The thing is that those "darned kids" probably include the CEO and other executives.
And look around any organisation that's not part of the government or in a highly regulated industry and, chances are, most of the smartphones you see aren't company-issued and provisioned. And the tablets that you probably spy as well are far more commonly purchased by employees for some combination of personal and work use—to the degree that we can even still draw a sharp line between such spheres of activity in general. Bring-your-own-PC is a more complicated issue, for a variety of reasons, but PCs are being "consumerised" as well.
In most cases, BYOD is going to require IT departments to do some combination of rolling out new products, educating users and adopting new processes. At the very least, they need to understand potential exposures and come up with a plan for dealing with them. But just saying "no" isn't a realistic option for the large majority of organisations. And that means acceptance is the only reasonable path forward.
Hybrid shows up in ever more conversations
IT consumerisation is also one component (though only a component) of another cloud computing trend—hybrid cloud computing. Hybrid commonly refers to cloud management that spans both on-premise (or dedicated resources at a hosting provider) and multi-tenant public clouds—although clouds can be heterogeneous in other ways as well.
The consumerisation angle is that early public cloud usage was often characterized by users gaining access to computing resources with a credit card because their IT department wasn't moving quickly enough. Such usage can also be outside the scope of any IT governance practices. That can be good for flexibility and speed but it can have a stark downside if there's a data breach or if an application developed using a public cloud can't be easily put into production on-premise.
The idea behind a hybrid cloud is that resources can be made available to users as easily as if they were accessing a public cloud while keeping the process under centralized policy-based IT management, as you can using Red Hat's CloudForms' open, hybrid cloud management.
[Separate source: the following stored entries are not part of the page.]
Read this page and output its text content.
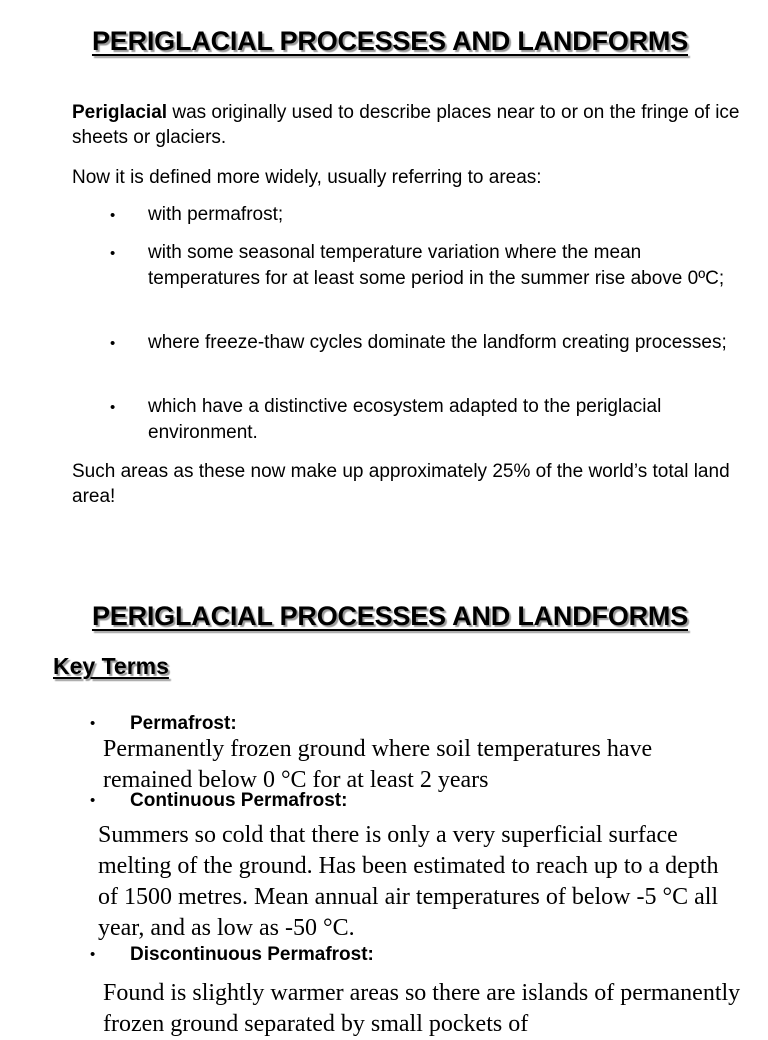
PERIGLACIAL PROCESSES AND LANDFORMS
Periglacial was originally used to describe places near to or on the fringe of ice sheets or glaciers.
Now it is defined more widely, usually referring to areas:
• with permafrost;
• with some seasonal temperature variation where the mean temperatures for at least some period in the summer rise above 0ºC;
• where freeze-thaw cycles dominate the landform creating processes;
• which have a distinctive ecosystem adapted to the periglacial environment.
Such areas as these now make up approximately 25% of the world’s total land area!
PERIGLACIAL PROCESSES AND LANDFORMS
Key Terms
• Permafrost:
Permanently frozen ground where soil temperatures have remained below 0 °C for at least 2 years
• Continuous Permafrost:
Summers so cold that there is only a very superficial surface melting of the ground. Has been estimated to reach up to a depth of 1500 metres. Mean annual air temperatures of below -5 °C all year, and as low as -50 °C.
• Discontinuous Permafrost:
Found is slightly warmer areas so there are islands of permanently frozen ground separated by small pockets of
Organisations are also increasingly looking to hybrid cloud architectures as a way to have a more dynamic computing architecture over time.
There are only a modest number of hybrid computing architectures in production today, but the movement towards hybrid is clear. That's why industry analysts such as Gartner are recommending that organisations "design private cloud deployments with interoperability and future hybrid in mind." Expect to hear even more about hybrid clouds in the coming year.
OpenStack demonstrates the power of community innovation
Openness is one of the most important enablers of hybrid IT because it helps users avoid lock-in to vendors and specific ecosystems. And not just open source but openness across multiple dimensions including APIs, standards and the the requirement that permission to use intellectual property, like copyrights and patents, must be granted in ways that make the technology open and accessible to the user. Openness is also about having vibrant, upstream communities that are at the heart of the innovation that the open source development model makes possible.
The OpenStack Infrastructure-as-a-Service (IaaS) project is a great example of community-driven development.